Hoodie gang gunman Sean Mercer has been told he will serve a minimum of 22 years behind bars for the murder of schoolboy Rhys Jones.

After the end of the trial at Liverpool Crown Court Judge Stephen Irwin branded Mercer "a coward" and said his crime was beneath contemp'

Petty criminal Mercer, 18, showed no emotion as Mr Justice Irwin told him: "Rhys died at your hands, his death was a tragedy for him, a tragedy for his family and a waste of a young life."

A member of the "Croccy Crew" hoodie gang, Mercer shot Rhys while he walked home from football practice in Croxteth, Liverpool, on 22nd August last year.

He missed his intended victims a member of a rival gang walking in a pub car park, and hit Rhys in the neck with one of three bullets.

Fellow gang members James Yates, 20, and Nathan Quinn, 18, of Croxteth; Gary Kays, 26, and Melvin Coy, 25, of West Derby, Liverpool, and Boy M, 16, who cannot be named for legal reasons, were convicted unanimously of assisting an offender after they helped Mercer evade the police for months. Boy K, who can now be named as Dean Kelly, 17, of Croxteth, was also convicted today of four related charges.

Kays and Coy were both jailed for seven years for trying to help Mercer cover the crime after he went to Boy M's house. The others will be sentenced later.

Rhys' father, supermarket manager Stephen Jones, said: "Finally justice has been done.
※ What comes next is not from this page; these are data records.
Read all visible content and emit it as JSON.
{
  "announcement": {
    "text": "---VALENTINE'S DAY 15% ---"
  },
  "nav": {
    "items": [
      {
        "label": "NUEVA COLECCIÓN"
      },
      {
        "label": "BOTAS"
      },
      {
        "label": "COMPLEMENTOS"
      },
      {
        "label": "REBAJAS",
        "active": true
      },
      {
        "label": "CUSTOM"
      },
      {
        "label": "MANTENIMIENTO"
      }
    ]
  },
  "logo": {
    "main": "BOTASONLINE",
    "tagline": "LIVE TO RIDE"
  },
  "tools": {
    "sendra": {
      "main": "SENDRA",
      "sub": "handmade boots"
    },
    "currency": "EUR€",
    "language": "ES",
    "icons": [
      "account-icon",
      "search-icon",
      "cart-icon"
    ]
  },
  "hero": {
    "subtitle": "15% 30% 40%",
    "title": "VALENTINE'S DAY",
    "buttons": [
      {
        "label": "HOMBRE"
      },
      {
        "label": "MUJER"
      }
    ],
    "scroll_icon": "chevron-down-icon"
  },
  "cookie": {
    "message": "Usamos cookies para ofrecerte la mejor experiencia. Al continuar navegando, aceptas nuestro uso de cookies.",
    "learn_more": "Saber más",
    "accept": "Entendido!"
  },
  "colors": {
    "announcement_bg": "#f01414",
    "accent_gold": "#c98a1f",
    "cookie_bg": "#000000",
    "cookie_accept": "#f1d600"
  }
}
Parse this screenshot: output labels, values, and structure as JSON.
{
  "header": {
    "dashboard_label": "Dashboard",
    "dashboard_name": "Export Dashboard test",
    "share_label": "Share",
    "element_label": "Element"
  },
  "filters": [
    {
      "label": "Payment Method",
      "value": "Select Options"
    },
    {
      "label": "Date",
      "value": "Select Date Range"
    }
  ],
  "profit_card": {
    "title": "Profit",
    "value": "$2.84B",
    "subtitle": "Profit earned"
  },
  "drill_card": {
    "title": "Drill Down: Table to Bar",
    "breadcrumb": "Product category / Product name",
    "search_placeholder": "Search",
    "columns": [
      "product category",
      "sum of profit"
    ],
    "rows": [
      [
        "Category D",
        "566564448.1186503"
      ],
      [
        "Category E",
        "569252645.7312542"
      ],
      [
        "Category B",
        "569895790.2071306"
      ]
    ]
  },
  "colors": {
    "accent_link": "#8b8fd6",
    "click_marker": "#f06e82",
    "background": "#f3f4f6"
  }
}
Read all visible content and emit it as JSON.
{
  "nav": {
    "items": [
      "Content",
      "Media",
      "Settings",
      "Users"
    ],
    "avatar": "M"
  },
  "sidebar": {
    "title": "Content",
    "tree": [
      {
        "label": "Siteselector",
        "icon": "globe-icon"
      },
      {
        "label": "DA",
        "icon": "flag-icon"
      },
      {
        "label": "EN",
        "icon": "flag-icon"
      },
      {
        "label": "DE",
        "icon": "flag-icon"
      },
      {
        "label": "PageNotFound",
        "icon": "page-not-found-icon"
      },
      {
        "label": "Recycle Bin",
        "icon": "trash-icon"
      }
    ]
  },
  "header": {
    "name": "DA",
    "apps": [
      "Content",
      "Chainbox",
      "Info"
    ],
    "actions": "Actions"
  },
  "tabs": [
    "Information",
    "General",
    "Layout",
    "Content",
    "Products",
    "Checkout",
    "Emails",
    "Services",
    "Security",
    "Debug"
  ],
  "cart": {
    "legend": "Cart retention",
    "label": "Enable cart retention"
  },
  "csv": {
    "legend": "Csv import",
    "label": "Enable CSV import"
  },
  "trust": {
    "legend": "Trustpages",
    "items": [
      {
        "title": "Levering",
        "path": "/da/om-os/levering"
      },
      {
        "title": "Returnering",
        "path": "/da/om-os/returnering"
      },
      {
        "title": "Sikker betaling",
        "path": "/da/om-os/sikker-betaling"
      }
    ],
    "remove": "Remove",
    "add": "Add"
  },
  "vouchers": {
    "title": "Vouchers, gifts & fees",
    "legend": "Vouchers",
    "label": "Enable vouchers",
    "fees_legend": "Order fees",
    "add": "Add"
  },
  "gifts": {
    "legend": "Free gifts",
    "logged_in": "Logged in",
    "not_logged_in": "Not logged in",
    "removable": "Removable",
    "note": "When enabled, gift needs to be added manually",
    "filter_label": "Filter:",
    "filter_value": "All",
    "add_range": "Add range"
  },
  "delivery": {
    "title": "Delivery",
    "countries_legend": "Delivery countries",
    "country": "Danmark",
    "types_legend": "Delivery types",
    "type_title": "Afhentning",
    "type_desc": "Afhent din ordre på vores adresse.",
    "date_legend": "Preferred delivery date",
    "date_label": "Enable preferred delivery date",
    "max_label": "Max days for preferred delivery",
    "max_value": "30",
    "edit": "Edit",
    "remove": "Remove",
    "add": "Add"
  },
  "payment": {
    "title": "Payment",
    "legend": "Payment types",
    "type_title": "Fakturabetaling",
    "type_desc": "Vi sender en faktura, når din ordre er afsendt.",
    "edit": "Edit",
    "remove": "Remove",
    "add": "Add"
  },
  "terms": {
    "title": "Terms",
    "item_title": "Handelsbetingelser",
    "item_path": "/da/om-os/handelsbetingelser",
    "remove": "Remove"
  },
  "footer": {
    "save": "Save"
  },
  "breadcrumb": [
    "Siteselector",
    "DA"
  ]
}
It's not the final chapter, but now we can begin the challenge of rebuilding our lives."

Meanwhile, Merseyside's anti-gun crime head has revealed that Sean Mercer, the convicted killer of Rhys Jones, had been stopped 80 times in three years by police.

Mercer was kept under a close eye because of his close ties with the Croxteth Crew according to Det Chf Supt Steve Moore, head of The Matrix Unit.

Even though police believe Mercer was a low ranking member of the group, he was still able to obtain a gun in only 30 minutes.

However, even with his gang involvement, Police never felt that the youth, 17 at the time of the Rhys' death, was capable of killing.

Mercer convicted of murdering the 11-year-old boy in August 2007, along with six others convicted of offences including perverting the course of justice.

Det Chief Supt Moore said: "Since 2004 we had stopped Mercer on 80 occasions, sometimes just to ask what he was doing in a particular area, other times he would have been stopped and checked.

"But there was very little in his past to make us think that he would be capable of committing this type of murder.

"He certainly was not an out of control individual. He was not a leading member of the Croxteth Crew, he was a low level figure.

"We don't know if, for their particular gang, having a gun is seen as kudos, this is not an organised crime group.

"But it seems no matter how high or low you are in a gang you can potentially get your hands on a gun."

Det Chief Supt Moore does think other members of the groups hierarchy were involved, including fellow convict James Yates, 20.

Mr Moore said: "We are not talking about the Mafia here but there is a pecking order.

"We believe Yates to be slightly higher up in the rankings than Mercer."